Prospecting Insights was released this summer and provided broader business details, industry and competitive intelligence, and call prep questions.  The extended company intelligence is from Dun & Bradstreet with the call prep content written by First Research editors and the competitors lists assembled by Hoover’s editors.

“One of the things we talk a lot about at Salesforce is customer love.  The first step to love is knowledge…and Prospecting Insights aims to give you that intelligence.” — Jennifer Taylor, SVP of Product Development

Winter 2016 brings the Dun & Bradstreet family tree, Recommended Accounts (cloning your top customers), Lead Appending which adds firmographics to incoming leads, and Clean Enhancements including perpetual update and geocoding.  All of these items are listed as beta or pilot in Winter 2016 so will hit general availability later in the year.

The Dun & Bradstreet family trees are global in scope and include location, sizing, and ownership type (e.g. Headquarters, Branch, Division).

The Dun & Bradstreet Family Tree (beta) supports one-click addition of new Account records.
The Dun & Bradstreet Family Tree (beta) supports one-click addition of new Account records.

If a location is currently within SFDC, a green flag is displayed along with the account owner’s name.

By scrolling over and clicking on any location, it is immediately added as an account and assigned to the rep.

Trees are collapsible at the node level so users can hide divisions that are of little interest.

They plan on additional features in future releases including white space analysis and performing account and opportunity analysis.

The Recommended Accounts feature is a black box prospecting engine that utilizes customer win / loss information to identify companies similar to the reps’ top customers.  Data.com states that Recommended Accounts is “based on your past successes.  Our algorithm learns from your Salesforce data to find accounts similar to those you have closed.  Accounts are listed in ranked order, those at the top have the greatest possibility of success.”  Reps can then filter the results to further refine the list (e.g. limit recommendations to headquarters) and then select proposed accounts to be added to SFDC with one click.

The description sounds fairly rudimentary as it basically looks at basic firmographic variables to find “good adjacent, highly probable opportunities.”  It should not be confused with predictive analytics features that look at thousands of Business Signals matched against an Ideal Profile.

Lead enrichment provides web form enrichment based on two fields, name and email.  Data.com then appends firmographics and phone information to the record based upon the email domain.
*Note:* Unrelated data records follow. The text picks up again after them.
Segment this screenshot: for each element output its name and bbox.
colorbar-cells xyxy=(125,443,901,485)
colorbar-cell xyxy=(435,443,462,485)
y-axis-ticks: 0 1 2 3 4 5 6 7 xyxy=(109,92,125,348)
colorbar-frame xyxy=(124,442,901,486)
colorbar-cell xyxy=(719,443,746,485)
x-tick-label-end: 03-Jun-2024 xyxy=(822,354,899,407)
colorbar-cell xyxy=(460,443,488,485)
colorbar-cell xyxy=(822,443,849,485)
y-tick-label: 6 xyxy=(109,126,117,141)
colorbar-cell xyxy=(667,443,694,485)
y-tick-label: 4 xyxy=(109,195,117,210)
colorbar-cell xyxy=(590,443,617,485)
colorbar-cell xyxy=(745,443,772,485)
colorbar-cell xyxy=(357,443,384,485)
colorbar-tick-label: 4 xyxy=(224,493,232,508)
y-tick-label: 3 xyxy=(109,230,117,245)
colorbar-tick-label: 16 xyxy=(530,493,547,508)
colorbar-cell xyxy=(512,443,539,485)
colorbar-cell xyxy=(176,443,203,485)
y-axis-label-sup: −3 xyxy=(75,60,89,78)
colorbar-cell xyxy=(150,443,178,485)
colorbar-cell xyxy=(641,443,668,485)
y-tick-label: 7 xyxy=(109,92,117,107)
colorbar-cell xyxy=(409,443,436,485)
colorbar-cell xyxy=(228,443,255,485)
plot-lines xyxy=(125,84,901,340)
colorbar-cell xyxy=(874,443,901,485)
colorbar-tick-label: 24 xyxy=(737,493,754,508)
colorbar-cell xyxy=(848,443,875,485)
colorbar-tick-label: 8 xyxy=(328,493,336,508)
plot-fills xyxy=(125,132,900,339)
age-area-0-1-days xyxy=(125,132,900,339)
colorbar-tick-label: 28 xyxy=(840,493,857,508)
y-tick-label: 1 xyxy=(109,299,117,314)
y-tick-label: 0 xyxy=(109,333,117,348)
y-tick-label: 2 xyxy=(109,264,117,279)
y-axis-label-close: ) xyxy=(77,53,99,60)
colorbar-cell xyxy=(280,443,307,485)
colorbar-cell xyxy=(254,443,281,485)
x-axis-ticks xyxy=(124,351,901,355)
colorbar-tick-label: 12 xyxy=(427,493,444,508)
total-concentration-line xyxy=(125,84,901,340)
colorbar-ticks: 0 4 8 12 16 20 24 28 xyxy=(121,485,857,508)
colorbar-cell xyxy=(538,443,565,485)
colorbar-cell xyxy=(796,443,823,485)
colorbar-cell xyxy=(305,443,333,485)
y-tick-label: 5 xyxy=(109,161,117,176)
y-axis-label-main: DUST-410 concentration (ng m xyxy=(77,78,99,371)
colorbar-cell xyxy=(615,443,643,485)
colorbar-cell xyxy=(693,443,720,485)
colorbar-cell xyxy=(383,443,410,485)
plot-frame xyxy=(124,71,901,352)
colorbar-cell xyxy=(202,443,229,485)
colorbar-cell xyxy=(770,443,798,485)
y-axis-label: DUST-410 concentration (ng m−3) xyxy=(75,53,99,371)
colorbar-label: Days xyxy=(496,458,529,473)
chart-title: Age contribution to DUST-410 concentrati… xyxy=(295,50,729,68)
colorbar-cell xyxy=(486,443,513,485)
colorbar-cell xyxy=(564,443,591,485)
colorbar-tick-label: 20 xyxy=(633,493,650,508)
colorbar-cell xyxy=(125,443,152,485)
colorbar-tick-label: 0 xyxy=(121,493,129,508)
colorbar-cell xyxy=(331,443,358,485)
And since firmographics and linkage are derived from Dun & Bradstreet, leads are properly routed to the appropriate rep and the lead is given a quality and priority score.

Only a high level slide was provided on their roadmap, but it included market analysis, customer analysis, news, financials, account prioritization, and significant event alerts.  Several of last year’s announcements went unremarked including the Thomson Reuters partnership and third party services (Data.com Connect and the Data.com Exchange).  The third party services no longer appear to have their own mini-site with Data.com sending customers and prospects to the Data Apps on the AppExchange.

For a long time, Data.com was simply the Dun & Bradstreet WorldBase file sold by SFDC reps.  It was strong on brand but weak on content and functionality.  It now appears that Salesforce is getting serious about Data.com.